Assuming you are not suffering from depression or something, I will just talk about the circumstances.

Everything in life depends on the way you view it. You can look at your upbringing as unique and interesting, or you can dwell on its dysfunctionality.

The truth is, when I talk to people, I find almost NO one who had a "normal," Beaver Cleaver type upbringing. (Am I dating myself with the Beaver Cleaver reference?) Most people have some kind of horror story, and at my age I've talked to many people.
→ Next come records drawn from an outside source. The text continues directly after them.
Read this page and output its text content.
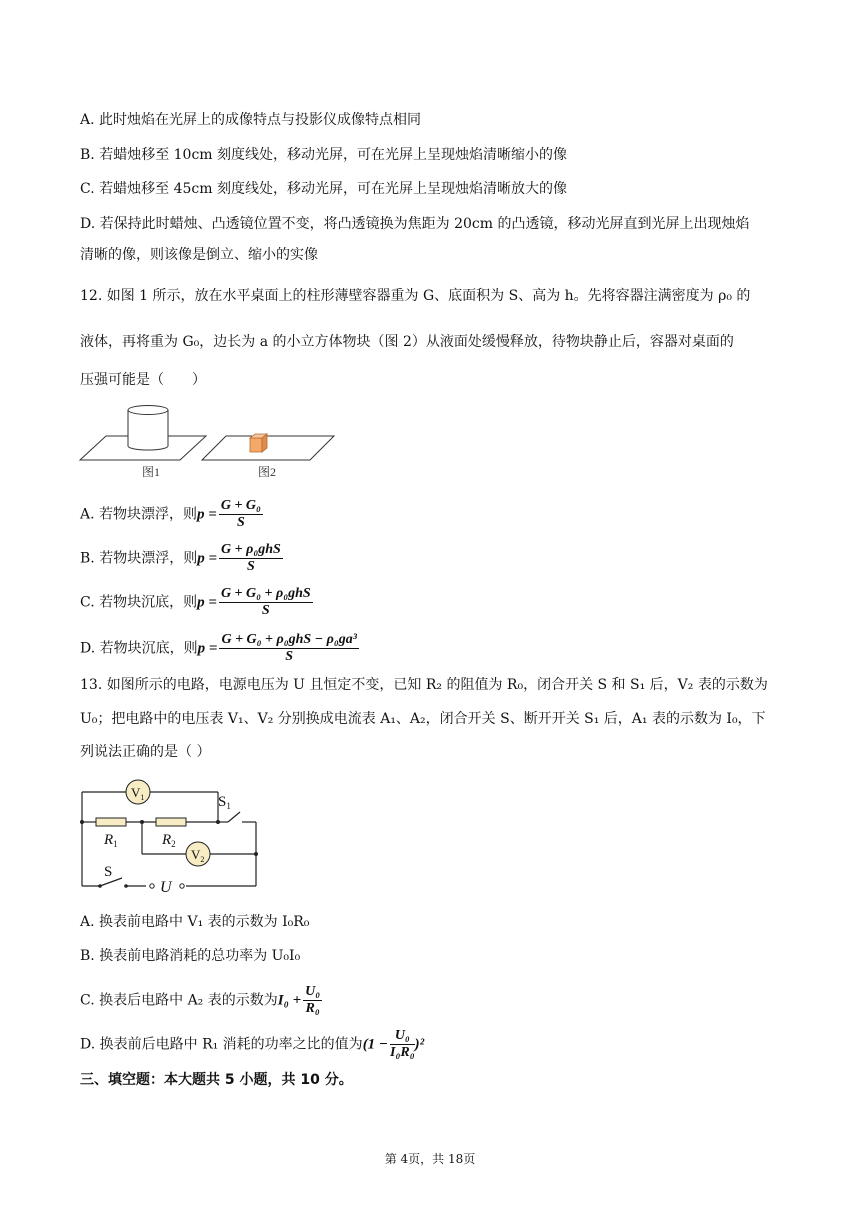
A. 此时烛焰在光屏上的成像特点与投影仪成像特点相同
B. 若蜡烛移至 10cm 刻度线处，移动光屏，可在光屏上呈现烛焰清晰缩小的像
C. 若蜡烛移至 45cm 刻度线处，移动光屏，可在光屏上呈现烛焰清晰放大的像
D. 若保持此时蜡烛、凸透镜位置不变，将凸透镜换为焦距为 20cm 的凸透镜，移动光屏直到光屏上出现烛焰
清晰的像，则该像是倒立、缩小的实像
12. 如图 1 所示，放在水平桌面上的柱形薄壁容器重为 G、底面积为 S、高为 h。先将容器注满密度为 ρ₀ 的
液体，再将重为 G₀，边长为 a 的小立方体物块（图 2）从液面处缓慢释放，待物块静止后，容器对桌面的
压强可能是（　　）
图1	图2
A. 若物块漂浮，则$p = \frac{\text{G + G₀}}{S}$
B. 若物块漂浮，则$p = \frac{\text{G + ρ₀ghS}}{S}$
C. 若物块沉底，则$p = \frac{\text{G + G₀ + ρ₀ghS}}{S}$
D. 若物块沉底，则$p = \frac{\text{G + G₀ + ρ₀ghS − ρ₀ga³}}{S}$
13. 如图所示的电路，电源电压为 U 且恒定不变，已知 R₂ 的阻值为 R₀，闭合开关 S 和 S₁ 后，V₂ 表的示数为
U₀；把电路中的电压表 V₁、V₂ 分别换成电流表 A₁、A₂，闭合开关 S、断开开关 S₁ 后，A₁ 表的示数为 I₀，下
列说法正确的是（ ）
$V_1$
$V_2$
$R_1$	$R_2$
$S_1$
S
U
A. 换表前电路中 V₁ 表的示数为 I₀R₀
B. 换表前电路消耗的总功率为 U₀I₀
C. 换表后电路中 A₂ 表的示数为$I_0 + \frac{\text{U₀}}{\text{R₀}}$
D. 换表前后电路中 R₁ 消耗的功率之比的值为$(1 - \frac{\text{U₀}}{\text{I₀R₀}} )^2$
三、填空题：本大题共 5 小题，共 10 分。
第 4页，共 18页
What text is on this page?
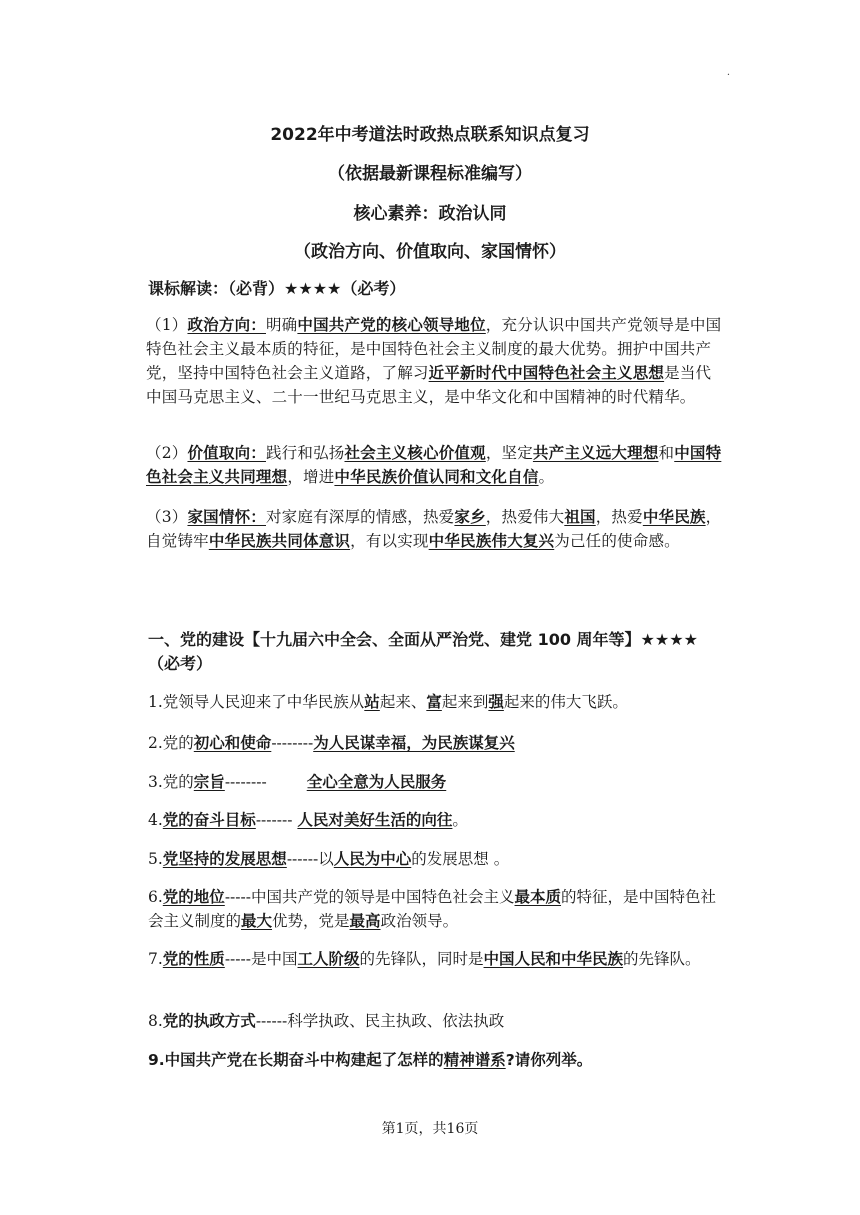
·
2022年中考道法时政热点联系知识点复习
（依据最新课程标准编写）
核心素养：政治认同
（政治方向、价值取向、家国情怀）
课标解读：（必背）★★★★（必考）
（1）政治方向：明确中国共产党的核心领导地位，充分认识中国共产党领导是中国特色社会主义最本质的特征，是中国特色社会主义制度的最大优势。拥护中国共产党，坚持中国特色社会主义道路，了解习近平新时代中国特色社会主义思想是当代中国马克思主义、二十一世纪马克思主义，是中华文化和中国精神的时代精华。
（2）价值取向：践行和弘扬社会主义核心价值观，坚定共产主义远大理想和中国特色社会主义共同理想，增进中华民族价值认同和文化自信。
（3）家国情怀：对家庭有深厚的情感，热爱家乡，热爱伟大祖国，热爱中华民族，自觉铸牢中华民族共同体意识，有以实现中华民族伟大复兴为己任的使命感。
一、党的建设【十九届六中全会、全面从严治党、建党 100 周年等】★★★★（必考）
1.党领导人民迎来了中华民族从站起来、富起来到强起来的伟大飞跃。
2.党的初心和使命--------为人民谋幸福，为民族谋复兴
3.党的宗旨--------	全心全意为人民服务
4.党的奋斗目标------- 人民对美好生活的向往。
5.党坚持的发展思想------以人民为中心的发展思想 。
6.党的地位-----中国共产党的领导是中国特色社会主义最本质的特征，是中国特色社会主义制度的最大优势，党是最高政治领导。
7.党的性质-----是中国工人阶级的先锋队，同时是中国人民和中华民族的先锋队。
8.党的执政方式------科学执政、民主执政、依法执政
9.中国共产党在长期奋斗中构建起了怎样的精神谱系?请你列举。
第1页，共16页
I wouldn't raise my kids the way I was raised: parents divorced by 5, brother died at 5, moving constantly, mother not involved with her kids but with many boyfriends, some were other people's husbands, mother very critical, sent me to live with dad in 10th grade, 3 different schools in 10th grade; currently my brother is an alcoholic, my mother's a messed up nasty woman, my father died years ago, I don't have much contact with other extended family, blah blah blah. If I wanted, I could focus on everything bad about my childhood, or I could focus on the good parts - I got to live on an island, I got to live in Mexico, I learned to be flexible and easygoing.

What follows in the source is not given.